Only 23 Percent of Mainland Chinese Wash Hands After Using Toilet: Survey

Only 23 Percent of Mainland Chinese Wash Hands After Using Toilet: Survey
Children wash their hands with soap in this file photo. Washing hands is advised to curb the spread of infectious diseases. (Thomas Lohnes/DDP/AFP via Getty Images)
Chriss Street
2/7/2020
Updated:
2/7/2020
News Analysis
As the novel coronavirus continues to infect more people in China and spread to other countries, experts say hand hygiene is an effective method in preventing the spread of the infectious disease. However, a Gallup/WIN study found that only 23 percent of people in mainland China wash their hands with soap after using the toilet. China’s low rate of handwashing makes it the most susceptible to infectious disease outbreaks, which could explain why the coronavirus was able to spread rapidly inside the country.
The Worldwide Independent Network and Gallup, together with 75 of the largest international study institutes, surveyed 63 nations to determine the proportion of people who wash their hands automatically with soap after using the toilet. Saudi Arabia had the highest rate of 97 percent; the United States near the middle with 77 percent; and China with the lowest rate of 23 percent.

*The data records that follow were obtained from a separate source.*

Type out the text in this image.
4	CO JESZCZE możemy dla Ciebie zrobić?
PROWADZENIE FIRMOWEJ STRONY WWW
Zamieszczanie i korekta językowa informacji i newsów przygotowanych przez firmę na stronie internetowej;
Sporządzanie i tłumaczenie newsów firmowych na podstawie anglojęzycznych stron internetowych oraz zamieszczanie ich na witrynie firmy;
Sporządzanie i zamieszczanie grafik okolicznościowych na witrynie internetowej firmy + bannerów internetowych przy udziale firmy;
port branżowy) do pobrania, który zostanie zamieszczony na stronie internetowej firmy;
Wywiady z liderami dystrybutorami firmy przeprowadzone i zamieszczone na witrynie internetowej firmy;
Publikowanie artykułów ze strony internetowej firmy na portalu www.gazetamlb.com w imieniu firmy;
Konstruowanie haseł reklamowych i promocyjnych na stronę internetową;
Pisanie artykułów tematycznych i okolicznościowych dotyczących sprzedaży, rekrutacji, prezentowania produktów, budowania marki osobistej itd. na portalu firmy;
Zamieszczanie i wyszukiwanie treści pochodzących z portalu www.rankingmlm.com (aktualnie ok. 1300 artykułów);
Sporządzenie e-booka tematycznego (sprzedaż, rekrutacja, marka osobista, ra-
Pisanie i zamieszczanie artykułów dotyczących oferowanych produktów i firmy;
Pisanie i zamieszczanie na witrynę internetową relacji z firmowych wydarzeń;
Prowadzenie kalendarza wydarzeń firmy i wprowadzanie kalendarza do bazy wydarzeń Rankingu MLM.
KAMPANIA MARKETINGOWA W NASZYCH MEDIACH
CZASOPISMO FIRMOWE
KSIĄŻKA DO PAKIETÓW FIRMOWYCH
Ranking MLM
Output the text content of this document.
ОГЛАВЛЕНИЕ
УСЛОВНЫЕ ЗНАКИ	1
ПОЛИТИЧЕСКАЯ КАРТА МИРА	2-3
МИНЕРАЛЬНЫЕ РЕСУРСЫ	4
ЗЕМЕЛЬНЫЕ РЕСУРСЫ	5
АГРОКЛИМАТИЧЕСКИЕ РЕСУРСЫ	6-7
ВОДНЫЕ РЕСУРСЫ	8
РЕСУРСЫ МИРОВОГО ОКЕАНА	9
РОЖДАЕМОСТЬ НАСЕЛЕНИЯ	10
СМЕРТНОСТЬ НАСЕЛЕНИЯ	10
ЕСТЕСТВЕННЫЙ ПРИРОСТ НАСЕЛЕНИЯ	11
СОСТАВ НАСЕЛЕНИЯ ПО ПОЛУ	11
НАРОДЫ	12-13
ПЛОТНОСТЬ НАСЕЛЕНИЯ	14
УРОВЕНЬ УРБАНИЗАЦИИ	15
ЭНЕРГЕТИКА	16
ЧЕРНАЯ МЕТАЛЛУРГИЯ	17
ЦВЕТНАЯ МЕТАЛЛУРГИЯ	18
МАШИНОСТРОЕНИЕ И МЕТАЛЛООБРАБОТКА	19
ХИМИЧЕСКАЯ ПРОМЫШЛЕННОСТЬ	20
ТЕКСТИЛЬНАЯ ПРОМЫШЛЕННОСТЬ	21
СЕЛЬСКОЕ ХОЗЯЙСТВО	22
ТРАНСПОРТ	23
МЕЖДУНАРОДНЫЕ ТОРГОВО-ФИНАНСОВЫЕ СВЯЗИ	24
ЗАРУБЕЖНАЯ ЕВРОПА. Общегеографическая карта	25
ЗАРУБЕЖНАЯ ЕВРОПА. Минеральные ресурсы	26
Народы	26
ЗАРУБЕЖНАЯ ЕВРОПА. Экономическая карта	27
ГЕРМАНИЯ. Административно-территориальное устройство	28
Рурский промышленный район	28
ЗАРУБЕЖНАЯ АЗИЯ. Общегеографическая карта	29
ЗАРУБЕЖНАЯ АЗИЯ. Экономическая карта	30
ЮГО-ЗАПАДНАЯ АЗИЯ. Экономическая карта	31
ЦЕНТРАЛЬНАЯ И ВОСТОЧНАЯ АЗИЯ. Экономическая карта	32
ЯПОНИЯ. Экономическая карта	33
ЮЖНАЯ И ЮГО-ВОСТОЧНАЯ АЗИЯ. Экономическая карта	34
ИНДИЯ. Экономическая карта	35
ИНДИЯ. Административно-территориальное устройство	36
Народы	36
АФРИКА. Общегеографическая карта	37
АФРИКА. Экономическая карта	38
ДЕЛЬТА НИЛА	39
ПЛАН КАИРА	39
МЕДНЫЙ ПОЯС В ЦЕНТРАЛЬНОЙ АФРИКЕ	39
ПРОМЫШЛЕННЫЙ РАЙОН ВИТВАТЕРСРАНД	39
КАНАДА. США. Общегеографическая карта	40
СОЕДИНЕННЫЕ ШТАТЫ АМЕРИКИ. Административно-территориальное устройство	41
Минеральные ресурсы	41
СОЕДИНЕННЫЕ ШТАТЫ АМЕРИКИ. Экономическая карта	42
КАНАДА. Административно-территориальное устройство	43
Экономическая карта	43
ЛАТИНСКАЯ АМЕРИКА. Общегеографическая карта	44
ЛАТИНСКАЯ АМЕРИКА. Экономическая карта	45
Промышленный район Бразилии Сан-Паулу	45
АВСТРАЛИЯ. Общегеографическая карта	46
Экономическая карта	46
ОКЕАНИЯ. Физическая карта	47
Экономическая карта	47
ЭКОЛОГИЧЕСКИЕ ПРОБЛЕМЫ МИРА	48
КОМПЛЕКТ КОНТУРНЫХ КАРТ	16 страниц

The study found that some Asian countries tended to have a low percentage for automatically handwashing with soap after using the toilet, including South Korea with a 39 percent rate, and Japan with a 30 percent rate.

The very low rate of handwashing in China is directly related to the fact that the vast majority of public restrooms do not stock soap. Travel advisory organizations also warn that China’s public restrooms often do not have any toilet paper or, sometimes, stall doors. Foreign travelers are advised to always carry hand sanitizer and toilet paper.
The United States Centers for Disease Control and Prevention (CDC) cites “handwashing as the single most effective way to prevent the transmission of disease.” CDC studies have found that “hand hygiene is the single most important intervention for reducing healthcare associated infections and preventing the spread of antimicrobial resistance.”
The World Health Organization (WHO) has designated May 5 as World Hand Hygiene Day to improve healthcare provider adherence to hand hygiene recommendations; address the myths and misperceptions about hand hygiene; and empower patients to play a role in their care by asking or reminding healthcare providers to clean their hands.
The Henry the Hand Foundation highlights that scrubbing hands with soap for a minimum of 15-30 seconds and drying with paper towels is the most effective method to reduce the number of microbes and germs on hands. Although alcohol-based hand sanitizers can quickly reduce the number of microbes on hands in some situations, “they are not as effective as soap and water when it comes to removing and inactivating dangerous gastrointestinal illness-causing germs such as cryptosporidium, norovirus and clostridium difficile.”
The WHO updated its “Health Emergency” response to the novel coronavirus (2019-nCoV) on Feb. 5 by stating that the outbreak is not a pandemic. But WHO emphasized it needs $675 million to fund a preparedness and response plan for February through to April 2020. WHO added that: “There are no known effective therapeutics against this and WHO recommends enrollment into a randomized controlled trial to test efficacy and safety.”
China’s Wuhan City is the epicenter of the coronavirus outbreak. The Chinese regime continues to be the hotbed for the spread of emerging infectious diseases due to the spectacular rise of its export-led economy. The newest global risk is the outbreak in China’s Hunan Province of a highly pathogenic strain of avian influenza, H5N1.
According to China’s Ministry of Agriculture and Rural Affairs, the “highly pathogenic” disease has already killed 4,500 chickens in Hunan alone and the government has culled almost 18,000 chickens to prevent its spread.
Bird flu generally does not infect people, but WHO warns that influenza viruses constantly undergo genetic changes. If H5N1 virus mutates to become transmissible among humans, prior zoonotic outbreaks have had about 61 percent mortality rate in humans. That is on par with the mortality rate for Ebola.